A brief pause to declare biases: my visceral hatred of the man and every oily thing he's done or stood for, has raged undying from the time he started smarming the backroom boys back in the antediluvian era, to this day. We keep punting the bastard out of the headlines. Still he has the nerve to keep coming back and re-offending, already! He once took voice coaching to lower his timbre and sound smoother. Still my large, sensitive ears must instinctively fold themselves shut periodically, to muffle an undertone of nails on a blackboard. Just so ya know.

My distaste stems from a sleazy style and an unidentifiable substance. I possess the clamouring sixth sense that every smirk - and he smirked a bunch, back in the day - signalled (yet another) gleeful skate to the thinnest edge of propriety. He was always more about clinching the deal - any deal - than what the hell actually came of it. Just as long as he could beat his chest in public and brag in private about being the smart guy that made it happen. And he seemed to truly love putting one over on just about anybody, then justifying it in technical terms so narrow and specious that only he and hangers-on seemed to be able to believe they were in the true spirit of the thing. It wasn't about the good of the country, or even his party, or the power. It was about putting one over on someone. Anyone.

You see where I'm going with this. Every time the guy did something, somebody got screwed. They knew they'd been screwed, and resented it. Their last sight usually was of Mulroney skating away on ice so thin it crackled, thumbing his nose over his shoulder. Eventually, most of the country felt that way. He skated off again, ducking humiliation by handing over the party to a Patsy (actually, a Kim...) so that he could say he'd always led the Tories to majorities. Technically.

Since, he has acted to save what he regards as his good name, in ways that beggar the idea of a good name. It's a world where being called Right Honourable is everything. Acting right honourably, not so much. This time he may succeed again - it's important for him to appear to be a success in others' eyes - but only in technical terms so narrow and specious as to hollow out the 'win' utterly. His performance at the inquiry on the Hill this week has been vintage: tightly scripted, smarmy, blustering, self-congratulatory, even crocodile tears. Along with gratuitous digressions that attempt yet again to rewrite history and re-shaft old enemies. Even now, he thinks he can charm the country one more time with sins of omission, half-truths and hubris.

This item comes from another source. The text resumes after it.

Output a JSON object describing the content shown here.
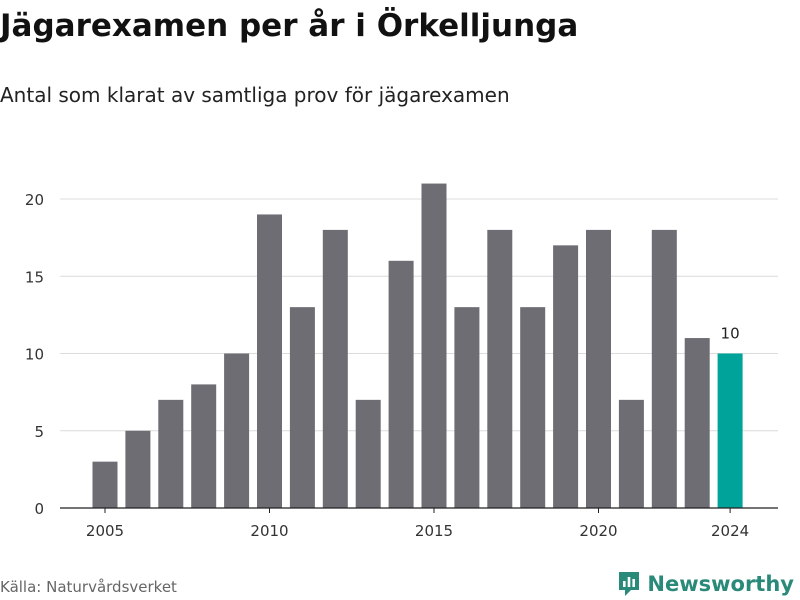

Possibly he will. Technically.

But it has been a performance. The guy wants to be liked and well thought of, and has no idea why so many hate him. Even as PM, he made a deeply flawed dramatic character: grandiose, venal, over-eager to be loved, fonder of appearances than actual substance. And pathetic. He still is. And he still deserves no sympathy.
* A curiously relevant Mulroney quote... don'cha think?